Словно услышав ее мысли, он искательно погладил ее руку.

— Я же за тебя беспокоюсь.

И все прошло. Как будто этим прикосновением он начисто стер все ее подозрения.

Она успокоенно вздохнула. До чего ж она бестолкова! Ну конечно, это же ради нее! Он так боится за нее, а она смела подозревать его в чем-то плохом! Он боится за нее! А ей ни капельки не страшно, ей даже как-то храбрее от этого… Геннадий, тот считал нужным подбадривать ее, незаметно помогал через ребят в цехе… Она задумчиво улыбалась своим мыслям; какая разная бывает любовь и как разно она заставляет людей вести себя…


Глава восьмая

Первомай справляли у Чернышевых. Кроме Жихарева, остальные были свои, эмтээсовские. Мужчины в наутюженных костюмах сияли белоснежными рубашками. На женщинах цвели легкие платья с короткими рукавами. От вида обнаженных рук и душистой пестроты тканей казалось, что за окнами стоит теплынь настоящей весны. По квартире волнами ходил смешанный веселый запах пирогов, одеколона, водки, дыма; бойко стучали высокие каблучки, блестели протертые стекла, звенела посуда, из кухни доносились возбужденный шепот и смех, и все это еще больше усиливало впечатление весенней праздничности.

Ветврач Нарышкин поминутно щелкал лакированной крышкой новенького портсигара, настойчиво угощал всех папиросами «Фестиваль», тоненькими, длинными, от которых разбирал кашель.
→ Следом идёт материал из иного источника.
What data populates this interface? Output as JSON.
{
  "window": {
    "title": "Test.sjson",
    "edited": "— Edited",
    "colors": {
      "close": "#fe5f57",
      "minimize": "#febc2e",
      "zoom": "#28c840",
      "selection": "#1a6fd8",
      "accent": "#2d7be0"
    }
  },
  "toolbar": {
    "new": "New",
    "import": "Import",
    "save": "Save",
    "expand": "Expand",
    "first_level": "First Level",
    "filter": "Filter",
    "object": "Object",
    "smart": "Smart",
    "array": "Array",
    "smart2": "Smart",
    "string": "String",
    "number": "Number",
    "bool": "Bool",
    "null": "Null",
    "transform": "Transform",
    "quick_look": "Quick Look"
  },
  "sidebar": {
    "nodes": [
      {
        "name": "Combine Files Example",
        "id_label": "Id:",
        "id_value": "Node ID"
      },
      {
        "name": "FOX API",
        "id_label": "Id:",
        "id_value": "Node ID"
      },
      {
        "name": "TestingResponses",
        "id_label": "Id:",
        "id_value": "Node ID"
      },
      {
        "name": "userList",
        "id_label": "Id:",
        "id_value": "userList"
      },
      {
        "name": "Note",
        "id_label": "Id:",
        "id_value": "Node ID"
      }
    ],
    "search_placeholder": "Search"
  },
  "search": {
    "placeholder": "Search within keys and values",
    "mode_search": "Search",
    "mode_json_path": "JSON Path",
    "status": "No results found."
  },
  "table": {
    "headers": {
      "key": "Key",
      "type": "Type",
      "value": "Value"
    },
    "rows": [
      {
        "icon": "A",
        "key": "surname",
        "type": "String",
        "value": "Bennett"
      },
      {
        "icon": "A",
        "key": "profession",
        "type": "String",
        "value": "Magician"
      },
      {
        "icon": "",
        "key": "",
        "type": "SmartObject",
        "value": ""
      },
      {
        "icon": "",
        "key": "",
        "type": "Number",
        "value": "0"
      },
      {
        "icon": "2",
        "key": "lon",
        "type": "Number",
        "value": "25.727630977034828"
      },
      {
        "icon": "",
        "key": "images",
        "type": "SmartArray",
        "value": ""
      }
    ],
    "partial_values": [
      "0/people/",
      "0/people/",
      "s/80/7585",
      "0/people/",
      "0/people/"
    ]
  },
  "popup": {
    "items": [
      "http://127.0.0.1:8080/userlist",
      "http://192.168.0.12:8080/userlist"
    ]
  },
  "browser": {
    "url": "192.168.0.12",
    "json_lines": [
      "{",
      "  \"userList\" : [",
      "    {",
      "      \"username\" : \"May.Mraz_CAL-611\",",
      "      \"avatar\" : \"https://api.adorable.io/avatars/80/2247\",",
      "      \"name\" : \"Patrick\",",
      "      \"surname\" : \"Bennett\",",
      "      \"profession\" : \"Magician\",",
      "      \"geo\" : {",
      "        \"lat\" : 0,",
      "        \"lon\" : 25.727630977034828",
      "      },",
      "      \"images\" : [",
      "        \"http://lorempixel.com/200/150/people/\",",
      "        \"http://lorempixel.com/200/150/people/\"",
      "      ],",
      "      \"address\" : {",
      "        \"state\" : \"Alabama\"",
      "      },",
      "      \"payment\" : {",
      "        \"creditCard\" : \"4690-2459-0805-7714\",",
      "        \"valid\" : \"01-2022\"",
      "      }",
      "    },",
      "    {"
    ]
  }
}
Писарев вертел на полу бутылки с вином, показывая, как, согласно законам гидродинамики, раскупоривать без штопора. Строгий черный костюм и накрахмаленный воротничок придавали ему непривычную солидность. Таким он, вероятно, был у себя в проектном институте в Ленинграде.

Все выглядели необычно и с любопытством посматривали друг на друга.
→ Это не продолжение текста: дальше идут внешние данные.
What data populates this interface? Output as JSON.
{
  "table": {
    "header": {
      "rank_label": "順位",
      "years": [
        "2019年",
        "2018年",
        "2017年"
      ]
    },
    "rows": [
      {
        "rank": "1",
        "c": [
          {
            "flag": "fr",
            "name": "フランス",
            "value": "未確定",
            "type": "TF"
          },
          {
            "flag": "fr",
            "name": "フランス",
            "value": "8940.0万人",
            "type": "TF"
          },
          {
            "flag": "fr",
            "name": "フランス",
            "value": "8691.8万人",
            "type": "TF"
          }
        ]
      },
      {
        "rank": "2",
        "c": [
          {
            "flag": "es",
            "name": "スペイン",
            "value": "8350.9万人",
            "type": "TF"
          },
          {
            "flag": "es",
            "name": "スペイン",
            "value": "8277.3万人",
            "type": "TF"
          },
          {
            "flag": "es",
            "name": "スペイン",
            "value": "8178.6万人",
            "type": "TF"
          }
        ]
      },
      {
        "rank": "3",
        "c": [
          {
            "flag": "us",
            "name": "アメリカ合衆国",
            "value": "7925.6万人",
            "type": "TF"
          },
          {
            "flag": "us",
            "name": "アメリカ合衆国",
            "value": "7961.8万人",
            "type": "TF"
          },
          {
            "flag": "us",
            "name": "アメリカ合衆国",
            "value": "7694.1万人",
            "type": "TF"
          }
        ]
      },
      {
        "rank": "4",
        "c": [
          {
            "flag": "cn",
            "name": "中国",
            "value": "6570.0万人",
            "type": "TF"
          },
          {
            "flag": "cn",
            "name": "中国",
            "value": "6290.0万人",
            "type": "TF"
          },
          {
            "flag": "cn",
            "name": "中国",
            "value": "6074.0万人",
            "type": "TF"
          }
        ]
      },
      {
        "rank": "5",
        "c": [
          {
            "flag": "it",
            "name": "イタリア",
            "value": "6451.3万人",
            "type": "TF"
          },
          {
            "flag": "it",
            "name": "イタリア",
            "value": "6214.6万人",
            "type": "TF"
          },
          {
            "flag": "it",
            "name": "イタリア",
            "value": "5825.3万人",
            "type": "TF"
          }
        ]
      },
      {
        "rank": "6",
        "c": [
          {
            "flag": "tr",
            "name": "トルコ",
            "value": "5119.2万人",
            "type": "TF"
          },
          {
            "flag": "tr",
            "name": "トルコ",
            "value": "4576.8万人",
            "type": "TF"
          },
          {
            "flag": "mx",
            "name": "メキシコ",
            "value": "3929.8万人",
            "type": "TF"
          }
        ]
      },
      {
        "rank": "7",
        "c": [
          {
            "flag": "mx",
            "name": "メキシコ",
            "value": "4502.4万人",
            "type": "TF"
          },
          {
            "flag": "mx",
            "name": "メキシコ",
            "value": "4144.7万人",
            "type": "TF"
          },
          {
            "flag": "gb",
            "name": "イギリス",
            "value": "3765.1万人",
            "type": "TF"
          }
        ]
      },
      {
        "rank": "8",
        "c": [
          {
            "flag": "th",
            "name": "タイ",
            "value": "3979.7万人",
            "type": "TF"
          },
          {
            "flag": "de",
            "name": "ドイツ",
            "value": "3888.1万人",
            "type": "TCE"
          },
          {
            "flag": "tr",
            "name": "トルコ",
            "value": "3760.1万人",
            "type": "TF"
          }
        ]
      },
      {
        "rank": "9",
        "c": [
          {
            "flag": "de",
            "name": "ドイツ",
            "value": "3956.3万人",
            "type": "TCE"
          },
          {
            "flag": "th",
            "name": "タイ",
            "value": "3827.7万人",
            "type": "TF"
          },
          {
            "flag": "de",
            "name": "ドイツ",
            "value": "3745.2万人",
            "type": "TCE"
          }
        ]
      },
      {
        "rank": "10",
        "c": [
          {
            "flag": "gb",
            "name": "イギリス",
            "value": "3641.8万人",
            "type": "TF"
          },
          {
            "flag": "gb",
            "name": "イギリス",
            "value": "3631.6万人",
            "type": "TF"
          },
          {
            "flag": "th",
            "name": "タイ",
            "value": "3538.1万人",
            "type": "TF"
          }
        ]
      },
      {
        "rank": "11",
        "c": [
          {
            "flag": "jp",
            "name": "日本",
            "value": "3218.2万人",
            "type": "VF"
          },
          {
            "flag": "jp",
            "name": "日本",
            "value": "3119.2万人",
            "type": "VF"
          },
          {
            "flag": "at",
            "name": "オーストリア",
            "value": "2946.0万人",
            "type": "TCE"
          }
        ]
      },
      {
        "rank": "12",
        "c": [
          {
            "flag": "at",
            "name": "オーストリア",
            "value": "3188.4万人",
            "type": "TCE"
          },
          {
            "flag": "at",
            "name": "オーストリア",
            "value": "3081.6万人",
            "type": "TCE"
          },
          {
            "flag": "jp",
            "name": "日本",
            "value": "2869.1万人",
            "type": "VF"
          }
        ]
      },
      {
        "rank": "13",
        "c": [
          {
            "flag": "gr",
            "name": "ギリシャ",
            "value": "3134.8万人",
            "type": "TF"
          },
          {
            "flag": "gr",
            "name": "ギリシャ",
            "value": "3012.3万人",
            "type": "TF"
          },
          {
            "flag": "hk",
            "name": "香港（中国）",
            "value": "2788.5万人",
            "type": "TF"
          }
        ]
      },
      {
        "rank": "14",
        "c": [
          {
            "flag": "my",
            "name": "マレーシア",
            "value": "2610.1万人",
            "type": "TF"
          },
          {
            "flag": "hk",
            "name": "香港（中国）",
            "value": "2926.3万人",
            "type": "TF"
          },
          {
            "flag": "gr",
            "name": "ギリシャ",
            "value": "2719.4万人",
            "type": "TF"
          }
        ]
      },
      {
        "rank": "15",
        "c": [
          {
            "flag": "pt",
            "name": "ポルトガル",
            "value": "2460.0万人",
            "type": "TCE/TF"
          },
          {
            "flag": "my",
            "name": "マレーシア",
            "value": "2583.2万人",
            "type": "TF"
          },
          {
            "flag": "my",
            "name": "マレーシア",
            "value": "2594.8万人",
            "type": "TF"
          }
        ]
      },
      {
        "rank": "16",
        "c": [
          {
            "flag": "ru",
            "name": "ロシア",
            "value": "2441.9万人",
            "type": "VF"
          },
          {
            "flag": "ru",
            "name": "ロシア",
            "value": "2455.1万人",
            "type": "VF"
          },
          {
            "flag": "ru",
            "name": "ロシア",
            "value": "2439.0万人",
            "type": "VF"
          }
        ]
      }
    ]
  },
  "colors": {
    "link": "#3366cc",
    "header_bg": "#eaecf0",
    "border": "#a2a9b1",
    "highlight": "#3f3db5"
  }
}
Игорь пошел на вечер ради Тони. Настроение у него было прескверное. От напряженной улыбки, с которой он слушал длинный тост Чернышева, у него заболели скулы. Ему не терпелось скорее уткнуться в свою тарелку.

— …Водка — вещь вредная, малосознательная, — говорил Чернышев. — С этими недостатками борются при помощи закуски и тостов. Нужно, товарищи, всякий раз отдавать себе полный отчет, во имя чего мы глотаем эту отраву, это зелье…

— Видно, что текст согласован, — сказала Надежда Осиповна.

— Регламент!

— Товарищи! Сколько бы вы тут ни шумели, имейте в виду, — продолжал Чернышев, — наш путь к этой селедке и винегрету лежит через мой тост.

— Пропал праздник! — вздохнул Писарев.

— …Наступает весна, — говорил Чернышев. — Во многом она для нас первая. Мы с ней незнакомы, и она нас не знает…

— Поэтому она идет так осторожно, — усмехнулся Жихарев.

Игорь прищурился: сквозь рюмку казалось, что смеется все лицо Жихарева, его уши, подбородок, шея. И Чернышеву тоже весело.

— …Но все равно, давайте выпьем с ней на «ты». За ее твердый характер, за нашу мягкую пахоту!

Опустив глаза, Игорь чокнулся с Чернышевым. Сейчас начнут подшучивать насчет тракторов и ремонта.

Но никто не вспомнил о тракторах. Пили за первые цветы, за первую борозду, в честь Нарышкина, за здоровье первого поросенка весеннего опороса.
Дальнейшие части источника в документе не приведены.